The total length of tube-like structures will be measured as the ratio of the tube length (mm)/surface of the field (mm2) by ImageJ software (National Institute of Health,USA, http://rsbweb.nih.gov/ij). The main targets of the tasks of this specific aim 2 are represented by a) the characterization of the sorted endothelial and hematopoietic cells and b) the identification of mutations and pathways that are shared between the 2 cell populations, thus confirming their common origin. This in turn will provide evidence that the acquisition of the driver mutation(s) of PMF is an event occurring in a common progenitor cell during human life (possibly during fetal life), able to give origin to both endothelial and hematopoietic lineages.

Specific Aim 3 In vitro assesment of hematopoietic differentiation and clonogenic potential of circulating endothelial cells in patients with PMF.

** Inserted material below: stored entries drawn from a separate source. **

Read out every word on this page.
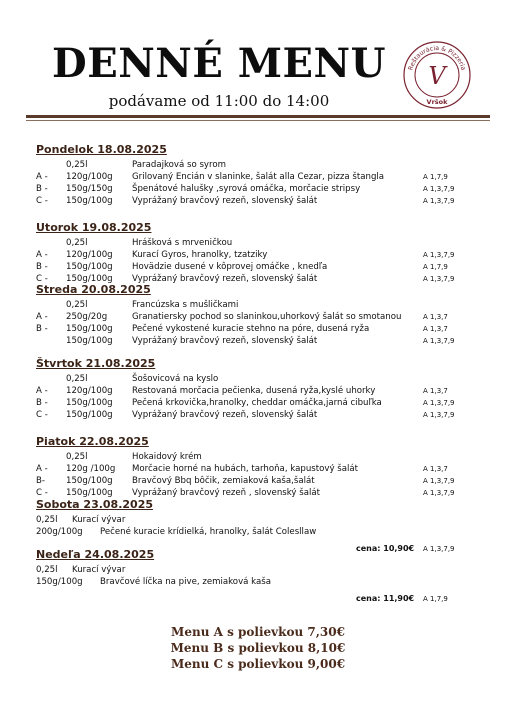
DENNÉ MENU
podávame od 11:00 do 14:00
Reštaurácia & Pizzeria
V
Vršok
Pondelok 18.08.2025
0,25l	Paradajková so syrom
A - 120g/100g Grilovaný Encián v slaninke, šalát alla Cezar, pizza štangla	A 1,7,9
B - 150g/150g Špenátové halušky ,syrová omáčka, morčacie stripsy	A 1,3,7,9
C - 150g/100g Vyprážaný bravčový rezeň, slovenský šalát	A 1,3,7,9
Utorok 19.08.2025
0,25l	Hrášková s mrveničkou
A - 120g/100g Kurací Gyros, hranolky, tzatziky	A 1,3,7,9
B - 150g/100g Hovädzie dusené v kôprovej omáčke , knedľa	A 1,7,9
C - 150g/100g Vyprážaný bravčový rezeň, slovenský šalát	A 1,3,7,9
Streda 20.08.2025
0,25l	Francúzska s mušličkami
A - 250g/20g	Granatiersky pochod so slaninkou,uhorkový šalát so smotanou	A 1,3,7
B - 150g/100g Pečené vykostené kuracie stehno na póre, dusená ryža	A 1,3,7
150g/100g Vyprážaný bravčový rezeň, slovenský šalát	A 1,3,7,9
Štvrtok 21.08.2025
0,25l	Šošovicová na kyslo
A - 120g/100g Restovaná morčacia pečienka, dusená ryža,kyslé uhorky	A 1,3,7
B - 150g/100g Pečená krkovička,hranolky, cheddar omáčka,jarná cibuľka	A 1,3,7,9
C - 150g/100g Vyprážaný bravčový rezeň, slovenský šalát	A 1,3,7,9
Piatok 22.08.2025
0,25l	Hokaidový krém
A - 120g /100g Morčacie horné na hubách, tarhoňa, kapustový šalát	A 1,3,7
B- 150g/100g Bravčový Bbq bôčik, zemiaková kaša,šalát	A 1,3,7,9
C - 150g/100g Vyprážaný bravčový rezeň , slovenský šalát	A 1,3,7,9
Sobota 23.08.2025
0,25l Kurací vývar
200g/100g Pečené kuracie krídielká, hranolky, šalát Colesllaw
cena: 10,90€ A 1,3,7,9
Nedeľa 24.08.2025
0,25l Kurací vývar
150g/100g Bravčové líčka na pive, zemiaková kaša
cena: 11,90€ A 1,7,9
Menu A s polievkou 7,30€
Menu B s polievkou 8,10€
Menu C s polievkou 9,00€
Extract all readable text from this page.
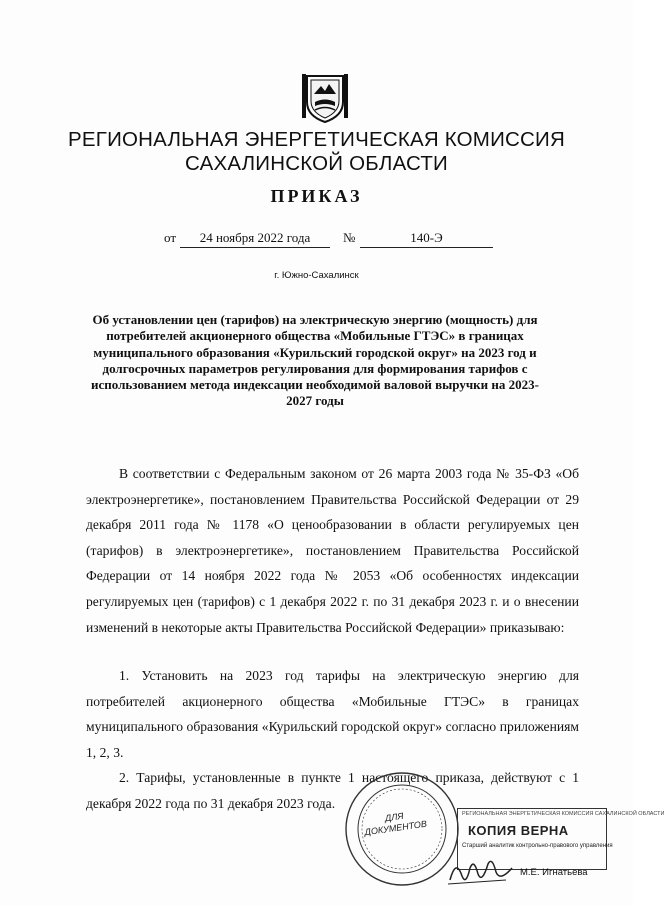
РЕГИОНАЛЬНАЯ ЭНЕРГЕТИЧЕСКАЯ КОМИССИЯ
САХАЛИНСКОЙ ОБЛАСТИ
ПРИКАЗ
от	24 ноября 2022 года	№	140-Э
г. Южно-Сахалинск
Об установлении цен (тарифов) на электрическую энергию (мощность) для потребителей акционерного общества «Мобильные ГТЭС» в границах муниципального образования «Курильский городской округ» на 2023 год и долгосрочных параметров регулирования для формирования тарифов с использованием метода индексации необходимой валовой выручки на 2023-2027 годы
В соответствии с Федеральным законом от 26 марта 2003 года № 35-ФЗ «Об электроэнергетике», постановлением Правительства Российской Федерации от 29 декабря 2011 года № 1178 «О ценообразовании в области регулируемых цен (тарифов) в электроэнергетике», постановлением Правительства Российской Федерации от 14 ноября 2022 года № 2053 «Об особенностях индексации регулируемых цен (тарифов) с 1 декабря 2022 г. по 31 декабря 2023 г. и о внесении изменений в некоторые акты Правительства Российской Федерации» приказываю:
1. Установить на 2023 год тарифы на электрическую энергию для потребителей акционерного общества «Мобильные ГТЭС» в границах муниципального образования «Курильский городской округ» согласно приложениям 1, 2, 3.
2. Тарифы, установленные в пункте 1 настоящего приказа, действуют с 1 декабря 2022 года по 31 декабря 2023 года.
ДЛЯ ДОКУМЕНТОВ
РЕГИОНАЛЬНАЯ ЭНЕРГЕТИЧЕСКАЯ КОМИССИЯ САХАЛИНСКОЙ ОБЛАСТИ
КОПИЯ ВЕРНА
Старший аналитик контрольно-правового управления
М.Е. Игнатьева
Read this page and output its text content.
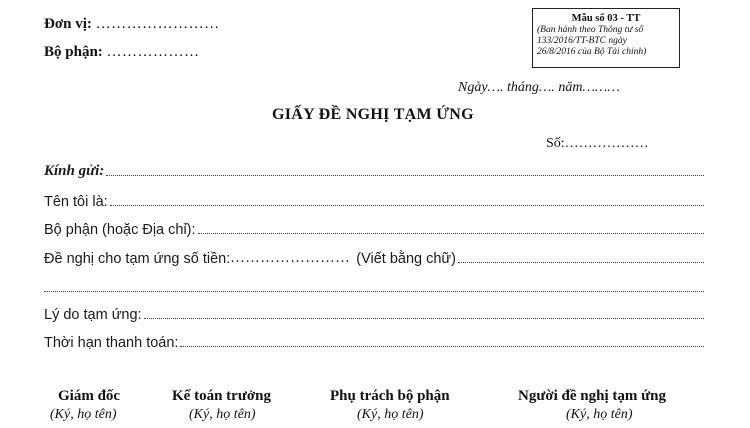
Đơn vị: ……………………
Bộ phận: ………………
Mẫu số 03 - TT
(Ban hành theo Thông tư số
133/2016/TT-BTC ngày
26/8/2016 của Bộ Tài chính)
Ngày…. tháng…. năm………
GIẤY ĐỀ NGHỊ TẠM ỨNG
Số:………………
Kính gửi:
Tên tôi là:
Bộ phận (hoặc Địa chỉ):
Đề nghị cho tạm ứng số tiền: …………………… (Viết bằng chữ)
Lý do tạm ứng:
Thời hạn thanh toán:
Giám đốc
(Ký, họ tên)
Kế toán trưởng
(Ký, họ tên)
Phụ trách bộ phận
(Ký, họ tên)
Người đề nghị tạm ứng
(Ký, họ tên)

Cell culture experiments will be performed with the aim to investigate the differentiation and clonogenic hematopioetic potential of endothelial cells isolated from the blood of PMF patients. Clonogenic assays for the in vitro growth of CFU-GEMM, CFU-GM and BFU-E will be set up according with classical semisolid assays. Colonies obtained in these cultures will be characterized at morphological and molecular level as described for sorted cells in Specific Aim 2. With regard to the megakaryocyte lineage, in the last few years, we have set up a protocol to derive megakaryocytes (Mks) from human bone marrow and peripheral blood hematopoietic stem cells. Functional analysis of Mks obtained from our culture system showed that they can extend proplatelets and release functional platelets (PLTs). We plan to exploit our culture methods to differentiate Mks from both hematopoietic progenitors and endothelial cells isolated in Aim 1. To characterize Mks we will assess: a) the expression of CD61 and CD42b by flow cytometry, b) the capacity of forming proplatelets in adhesion to fibrinogen/fibronectin, c) the Thrombopoietin pathway activation by western blot (e.g., pSTAT, pERK, pAKT), d) the expression of different extracellular matrices (e.g., collagen type III, IV, fibronectin) by immunofluorescence imaging and western blot, e) the expression and release of growth factors will be analyzed by different cytokine arrays. Then, we will perform experiments to determine if Mks derived from the two different cell subsets show altered interactions with the extracellular matrix (ECM) components of the bone marrow (BM) microenvironment in terms of changes in morphology, adhesion, and maturation. We will correlate these results with biochemical studies to explore the capacity of Mks to assemble and anchor to the ECM. With these experiments we expect to be able to show the impact of Mks in remodeling matrix components related to the fibrotic BM environment. These experiments will be performed in 2D and then confirmed in our 3D bone marrow model. This 3 D bone marrow model will also be used to assess the capacity of Mks to produce platelets.